The Egypt Constitution Reform

·  The fact:

Egyptian President Husni Mubarak has ordered a review and amendment of the country's presidential election law, paving the way for multi-candidate polls in September.

·  What you need to know to understand what it’s at stake nowadays in Egypt?

→ First: Mubarak took office after President Anwar Sadat’s assassination in 1981 and he has

never faced an opponent during four referendums that allowed Egyptians to vote either “yes” or “no” on his continued rule.

→ Second: with this reform, the president might pave the way for a nationwide election that would see Mubarak’s son Gamal elected to succeed him.

→ Third: the reform consists in amending Article 76 of the 1971 Constitution which deals with how the president is chosen.

·  I chose five articles which speak about this topic:

I took two articles from occidental newspapers: The New York Times and The Herald Tribune….

And three articles from Middle East media which are: Aljazeera and the Middle East Times.

·  The Middle East Times article which was written one week before the four other articles dealt with the protest in Cairo against a potential fifth term for Mubarak in next September presidential election.

It’s strange to note that this opposition seems to lead Mubarak to a sudden and unexpected constitution reform statement.

→ And it is about this statement that every newspaper spoke about last week.

·  The New York Times and the International Herald Tribune chose the same journalist, Neil Mac Farquhar, to report what is happening in Egypt. Thus, both articles are quite similar.

First, they try to explain the potential constitution reform. Thus, for Mubarak:

"The president will be elected through direct, secret balloting, opening the opportunity for political parties to run in the presidential elections and providing guarantees that allow more than one candidate for the people to choose from with their own will”

But the reform doesn’t seem to satisfy everybody.

→ It is true that some analysts and opposition politicians praised the proposal as heralding a new era for Egypt.

→ Nevertheless, other analysts sounded notes of doubt because Parliament here has a long history of diluting reforms and may yet announce rules on candidacy that would create the aura of democracy while blocking any real change.

→ Moreover, in this reform, there is just question to amend Article 76 and not Article 77 which provides for unlimited terms.

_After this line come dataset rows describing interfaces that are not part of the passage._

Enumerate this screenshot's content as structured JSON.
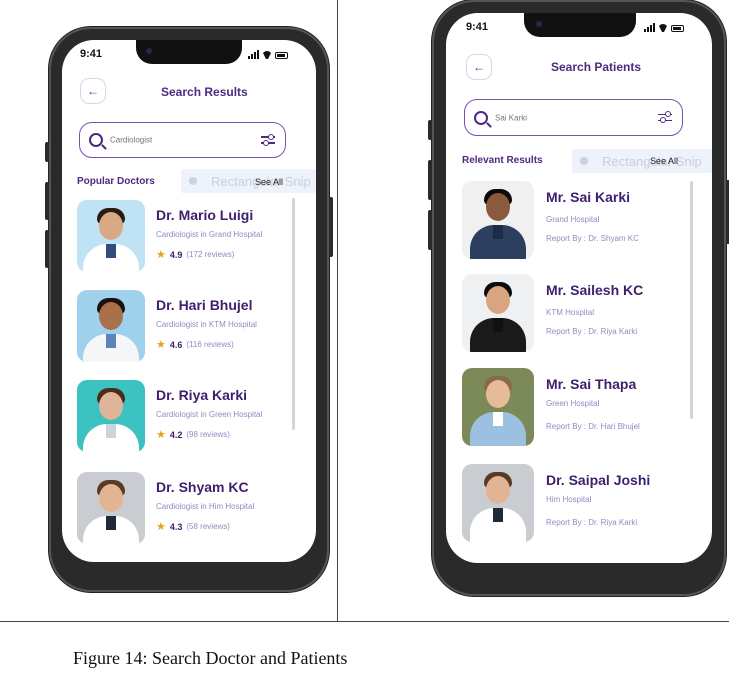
{
  "left_screen": {
    "status_time": "9:41",
    "back_icon": "back-arrow-icon",
    "title": "Search Results",
    "search_placeholder": "Cardiologist",
    "section_title": "Popular Doctors",
    "see_all": "See All",
    "overlay_text": "Rectangular Snip",
    "doctors": [
      {
        "name": "Dr. Mario Luigi",
        "specialty": "Cardiologist in Grand Hospital",
        "rating": "4.9",
        "reviews": "(172 reviews)"
      },
      {
        "name": "Dr. Hari Bhujel",
        "specialty": "Cardiologist in KTM Hospital",
        "rating": "4.6",
        "reviews": "(116 reviews)"
      },
      {
        "name": "Dr. Riya Karki",
        "specialty": "Cardiologist in Green Hospital",
        "rating": "4.2",
        "reviews": "(98 reviews)"
      },
      {
        "name": "Dr. Shyam KC",
        "specialty": "Cardiologist in Him Hospital",
        "rating": "4.3",
        "reviews": "(58 reviews)"
      }
    ]
  },
  "right_screen": {
    "status_time": "9:41",
    "title": "Search Patients",
    "search_placeholder": "Sai Karki",
    "section_title": "Relevant Results",
    "see_all": "See All",
    "overlay_text": "Rectangular Snip",
    "patients": [
      {
        "name": "Mr. Sai Karki",
        "hospital": "Grand Hospital",
        "report": "Report By : Dr. Shyam KC"
      },
      {
        "name": "Mr. Sailesh KC",
        "hospital": "KTM Hospital",
        "report": "Report By : Dr. Riya Karki"
      },
      {
        "name": "Mr. Sai Thapa",
        "hospital": "Green Hospital",
        "report": "Report By : Dr. Hari Bhujel"
      },
      {
        "name": "Dr. Saipal Joshi",
        "hospital": "Him Hospital",
        "report": "Report By : Dr. Riya Karki"
      }
    ]
  },
  "caption": "Figure 14: Search Doctor and Patients",
  "colors": {
    "accent": "#4d2a82",
    "star": "#e8a317",
    "muted": "#9c85c2"
  }
}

·  Aljazeera articles also deal with the intricate amendment of Article 77 which is not planned in the potential reform. And, according to Hasan Naffa, the head of the Political Science Department at Cairo University:

"If this amendment is limited to Article 76, without going further to Article 77, which determines the length of presidential terms, it won't affect the current status of the political regime,"

·  Moreover, all the newspapers seem to agree to say that it was internal pressures which pushed the government to act. Besides, according to Hasan Nafaa:

“Despite the presence of external pressures on the regime we can’t underestimate the internal pressures of the opposition”

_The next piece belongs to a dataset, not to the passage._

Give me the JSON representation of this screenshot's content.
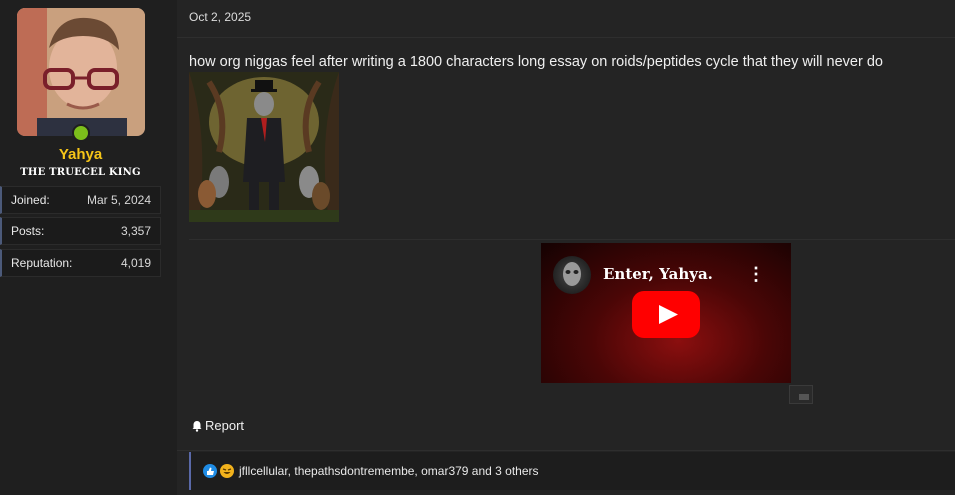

·  This external pressures should be the American ones according to the New York Times which explained that:

“This is a way to improve his image with the Americans and to please them with some formal changes”

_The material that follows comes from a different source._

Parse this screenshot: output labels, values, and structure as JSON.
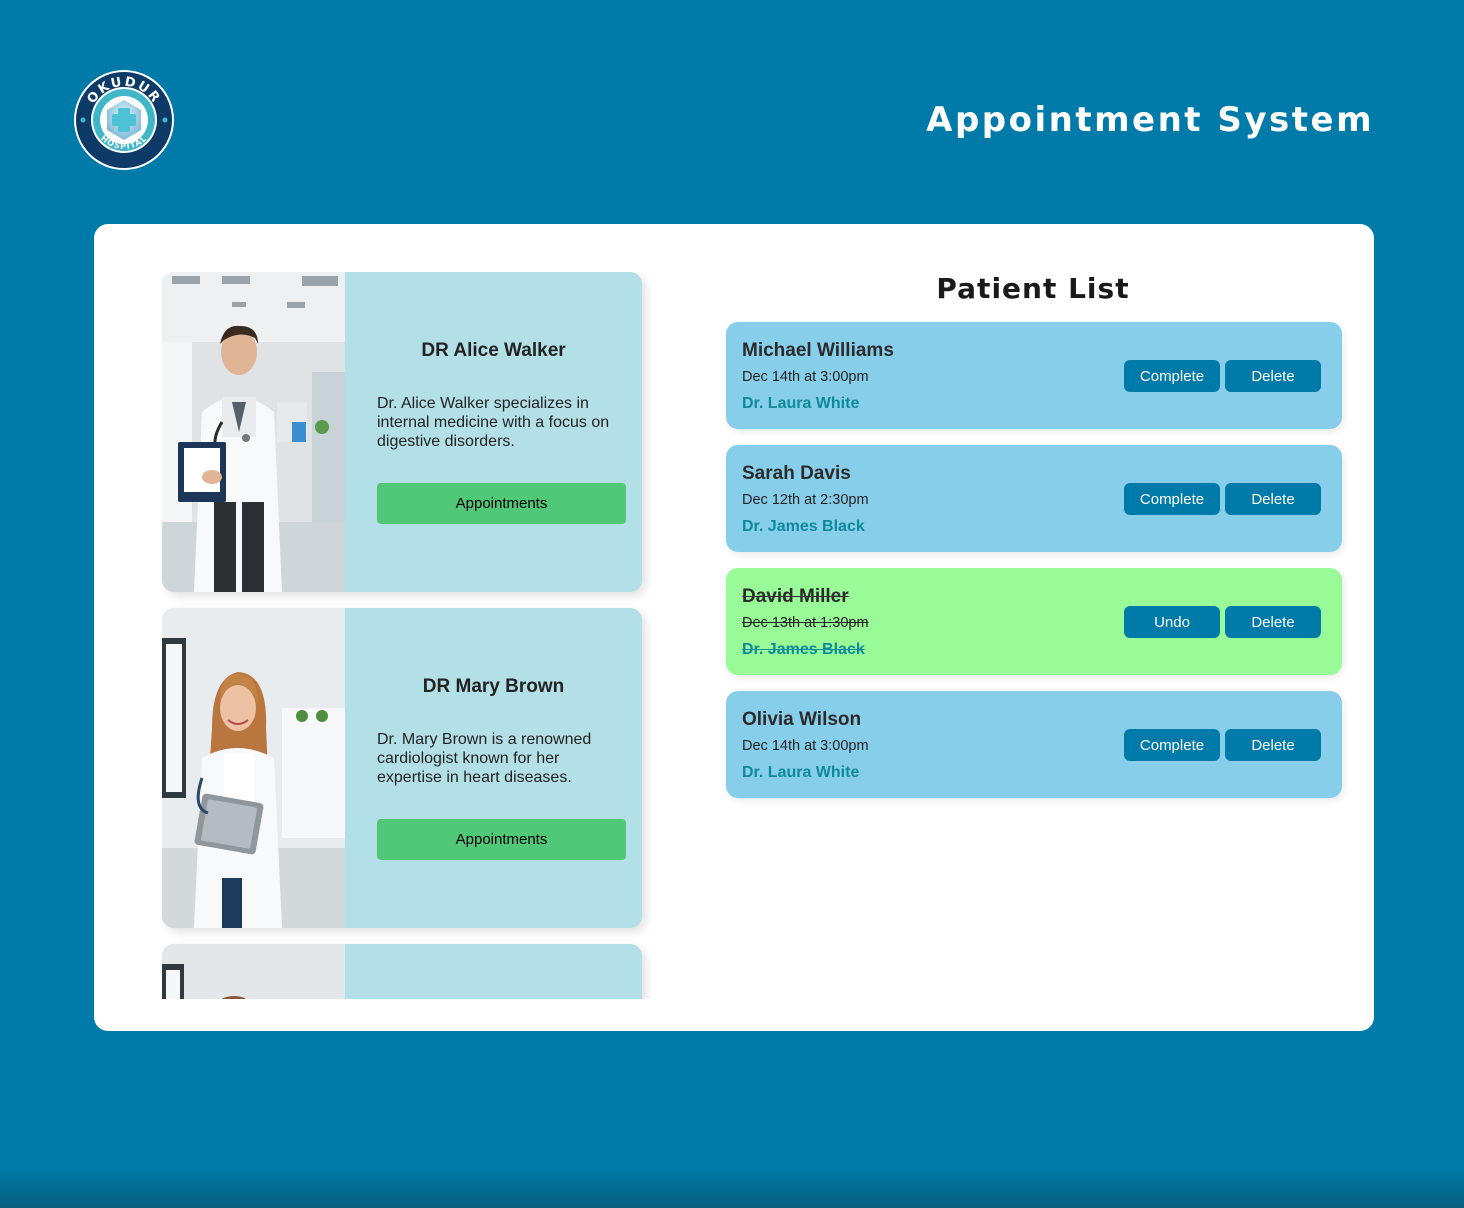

·  In the meantime, in accordance with Aljazeera, Egyptian political analysts are welcoming the constitutional amendment, but warn stumbling blocks still stand in the way of full electoral reform.

→ Thus, without changes or cancellation of the emergency laws, in place since 1981, ordinary Egyptian citizens would be barred from running as candidates in any elections and the list of those eligible would be limited to the opposition parties already in existence.

·  The only thing that we can hope when we read these articles, it’s to trust George W. Bush when he said:

“the great and proud nation of Egypt, which showed the way toward peace in the Middle East, can now show the way toward democracy in the Middle East”.

→ So, let’s hope that things will be different in Egypt that they are in Iraq.